§ 13. Mr. M. Stewart
asked the Minister of Housing and Local Government and Minister for Welsh Affairs why he allowed the appeal of D. Heath and Sons, Limited, against a refusal of planning permission by the Saffron Walden Rural District Council.
§ 23. Mr. Reynolds
asked the Minister of Housing and Local Government and Minister for Welsh Affairs whether he will publish details of all the information on which he based his decision to allow the appeal of D. Heath & Sons, Limited, against a refusal of planning permission by the Saffron Walden Rural District Council.
§ Mr. Brooke
I cannot do better than send the hon. Members a copy of the decision letter sent on my behalf on 17th September, 1959. I will circulate in the OFFICIAL REPORT the passage in this letter which explains why I differed from my inspector's recommendation to dismiss the appeal.
§ Mr. Stewart
Will the Minister also circulate to hon. Members concerned and make available to the House a copy of the inspector's report in this case? Does the Minister accept that this is, 185 as it has been described by the Lord Chancellor, a very serious matter, and has he noticed that the learned judge in the case of Buxton v. the Minister of Housing and Local Government said in effect that he did not believe the Minister's account of his consultations with the Minister of Agriculture, Fisheries and Food?
§ Mr. Brooke
I will place in the Library a copy of the decision letter and also a copy of the inspector's report, which is a fairly lengthy document. As to the manner in which I reached this decision, that has been reported by the Council on Tribunals to the Lord Chancellor who has the matter under consideration. I do not think that, in those circumstances, I should be pressed to say anything more at this stage.
§ Mr. Reynolds
Is the Minister aware that he still seems to be indicating that only some of the information will be available?

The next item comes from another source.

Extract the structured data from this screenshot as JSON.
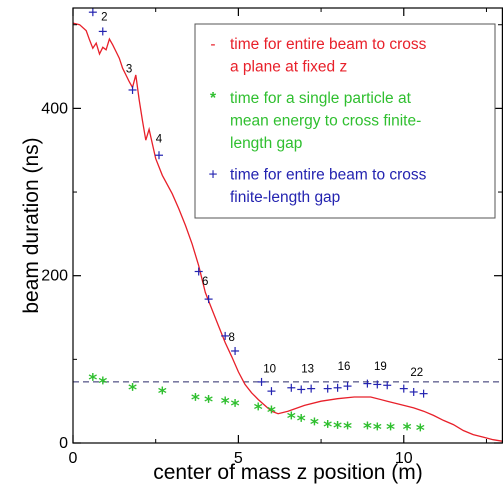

Will he give the House an assurance that at some time in the future all the information on which this decision was based will be available?
§ Mr. Brooke
I assure the hon. Gentleman that all the material information bearing on my decision is contained in the letter in question.
§ Following is the information:
§ Extract from decision letter dated 17th September, 1959:
§ The Minister notes that the Inspector's recommendation turned on his assessment of the amount of chalk dust likely to be caused. He agrees with the Inspector that the moisture content of the chalk would prevent dust arising from the proposed operations of winning and working, and that any risk of dust being blown on to neighbouring land would emanate mainly from the stockpile. Some of the fears expressed at the inquiry were based on the assumption that chalk would be finely crushed or burnt, but your clients said that these processes would not be carried out. The Minister has considered the risk of dust arising from stockpiling and subsequent handling of chalk and the effects such dust might have on plants and animals, and has consulted the Minister of Agriculture, Fisheries and Food. Although the possibility of some dust dispersal beyond the site cannot be entirely ruled out in the driest months, it seems to him that it would be occasional only and, with proper safeguards and having regard to the arrangements proposed by your clients, would be insufficient in quantity to cause damage to crops or livestock or to cause serious discomfort to persons living in the area. He is further satisfied that 186 chalk from the appeal site would make a useful contribution to an area which is partly dependent on pits lying at a distance and that it can be won from the site without harm to neighbouring interests. The Minister recognises the Council's desire to see the restoration of the gravel pit, but he cannot see that the amenity objections to continued mineral working are strong enough to outweigh the arguments in favour of exploiting land already disturbed by these operations. He has therefore decided to allow your clients' appeal subject to conditions.